Também foi observado que do total de pacientes, 35% apresentaram alguma alteração estomatológica, como candidose pseudomembranosa, estomatite aftosa, úlceras de pressão, mordedura de lábios/língua e queilite angular, além de quadros de doença periodontal e cáries. Frente à condição de saúde observada nos pacientes examinados, concluímos que a frequência de alterações estomatológicas encontradas, sugere a importância da participação do CD em âmbito hospitalar, utilizando um prontuário padronizado que facilite sua atuação.

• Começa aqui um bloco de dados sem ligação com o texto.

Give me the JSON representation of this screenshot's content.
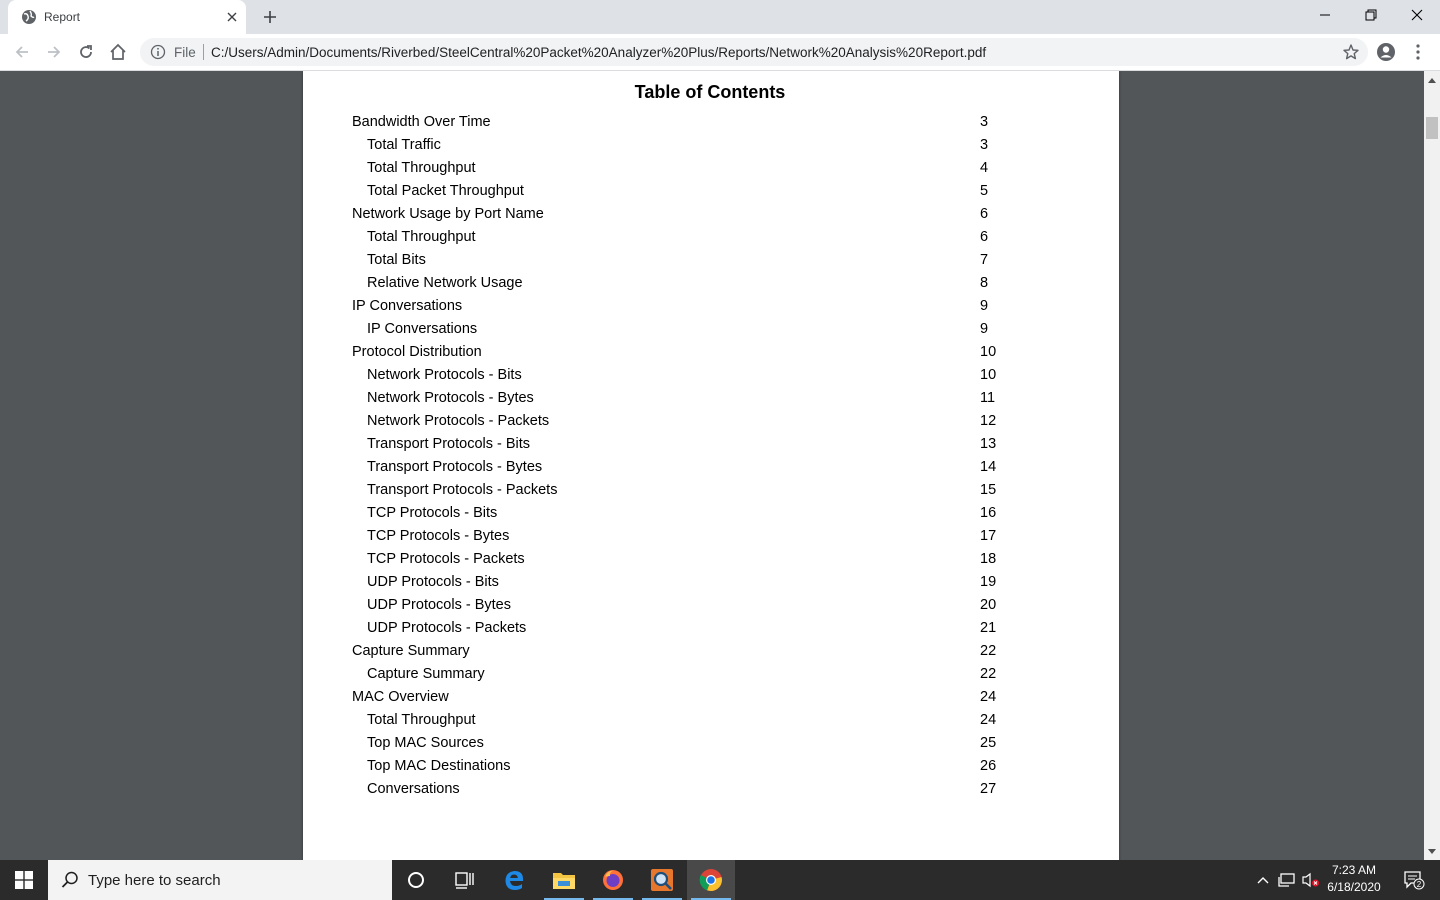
{
  "browser": {
    "tab_title": "Report",
    "address_scheme_label": "File",
    "address_url": "C:/Users/Admin/Documents/Riverbed/SteelCentral%20Packet%20Analyzer%20Plus/Reports/Network%20Analysis%20Report.pdf"
  },
  "document": {
    "title": "Table of Contents",
    "entries": [
      {
        "label": "Bandwidth Over Time",
        "page": "3",
        "level": 1
      },
      {
        "label": "Total Traffic",
        "page": "3",
        "level": 2
      },
      {
        "label": "Total Throughput",
        "page": "4",
        "level": 2
      },
      {
        "label": "Total Packet Throughput",
        "page": "5",
        "level": 2
      },
      {
        "label": "Network Usage by Port Name",
        "page": "6",
        "level": 1
      },
      {
        "label": "Total Throughput",
        "page": "6",
        "level": 2
      },
      {
        "label": "Total Bits",
        "page": "7",
        "level": 2
      },
      {
        "label": "Relative Network Usage",
        "page": "8",
        "level": 2
      },
      {
        "label": "IP Conversations",
        "page": "9",
        "level": 1
      },
      {
        "label": "IP Conversations",
        "page": "9",
        "level": 2
      },
      {
        "label": "Protocol Distribution",
        "page": "10",
        "level": 1
      },
      {
        "label": "Network Protocols - Bits",
        "page": "10",
        "level": 2
      },
      {
        "label": "Network Protocols - Bytes",
        "page": "11",
        "level": 2
      },
      {
        "label": "Network Protocols - Packets",
        "page": "12",
        "level": 2
      },
      {
        "label": "Transport Protocols - Bits",
        "page": "13",
        "level": 2
      },
      {
        "label": "Transport Protocols - Bytes",
        "page": "14",
        "level": 2
      },
      {
        "label": "Transport Protocols - Packets",
        "page": "15",
        "level": 2
      },
      {
        "label": "TCP Protocols - Bits",
        "page": "16",
        "level": 2
      },
      {
        "label": "TCP Protocols - Bytes",
        "page": "17",
        "level": 2
      },
      {
        "label": "TCP Protocols - Packets",
        "page": "18",
        "level": 2
      },
      {
        "label": "UDP Protocols - Bits",
        "page": "19",
        "level": 2
      },
      {
        "label": "UDP Protocols - Bytes",
        "page": "20",
        "level": 2
      },
      {
        "label": "UDP Protocols - Packets",
        "page": "21",
        "level": 2
      },
      {
        "label": "Capture Summary",
        "page": "22",
        "level": 1
      },
      {
        "label": "Capture Summary",
        "page": "22",
        "level": 2
      },
      {
        "label": "MAC Overview",
        "page": "24",
        "level": 1
      },
      {
        "label": "Total Throughput",
        "page": "24",
        "level": 2
      },
      {
        "label": "Top MAC Sources",
        "page": "25",
        "level": 2
      },
      {
        "label": "Top MAC Destinations",
        "page": "26",
        "level": 2
      },
      {
        "label": "Conversations",
        "page": "27",
        "level": 2
      }
    ]
  },
  "taskbar": {
    "search_placeholder": "Type here to search",
    "time": "7:23 AM",
    "date": "6/18/2020",
    "notification_count": "2"
  },
  "colors": {
    "viewer_background": "#525659",
    "tab_strip": "#dee1e6",
    "taskbar": "#2b2b2b",
    "chrome_blue": "#1a73e8"
  }
}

A presença do CD nos hospitais para assepsia oral em pacientes com VM internados por COVID-19 ou suas variantes, tiveram um tempo de permanência hospitalar reduzido em 3 a 4 dias comparado aos dias de internações anteriores às intervenções odontológicas, a recuperação destes pacientes também se deu de forma mais efetiva, que agregado ao desenvolvimento de fisioterapias respiratórias e diminuição dos micro-organismos presentes na cavidade oral.

Considerações finais

Diante do exposto, nota-se a importância do CD capacitado presente em ambiente hospitalar como parte da equipe na linha de frente no combate contra o SARS-CoV-2., pois a via de transmissão e os sintomas advindos mais comuns envolvem a boca, sendo necessário que o profissional consiga contornar de forma ética e com biossegurança para a não propagação desse vírus dentro dos hospitais, além da prevenção de lesões decorrentes dos períodos de intubação e manobras de pronação, além de estar atento ao tratamento das enfermidades bucais já instaladas para que o estado geral do paciente não se torne mais grave.
Todos os procedimentos odontológicos realizados em ambiente hospitalar nos pacientes infectados devem ser executados respeitando todas as medidas de segurança, assim, os pacientes recebem o tratamento intensivo e odontológico de qualidade.
A atuação do cirurgião dentista no cuidado de pacientes acometidos por Covid-19 ambiente hospitalar traz inúmeros benefícios, pois seu trabalho permite uma melhor manutenção da saúde bucal do paciente, previne a progressão da doença base, o surgimento de infecções oportunistas e, consequentemente, diminui o índice de mortalidade, bem como o período de internação.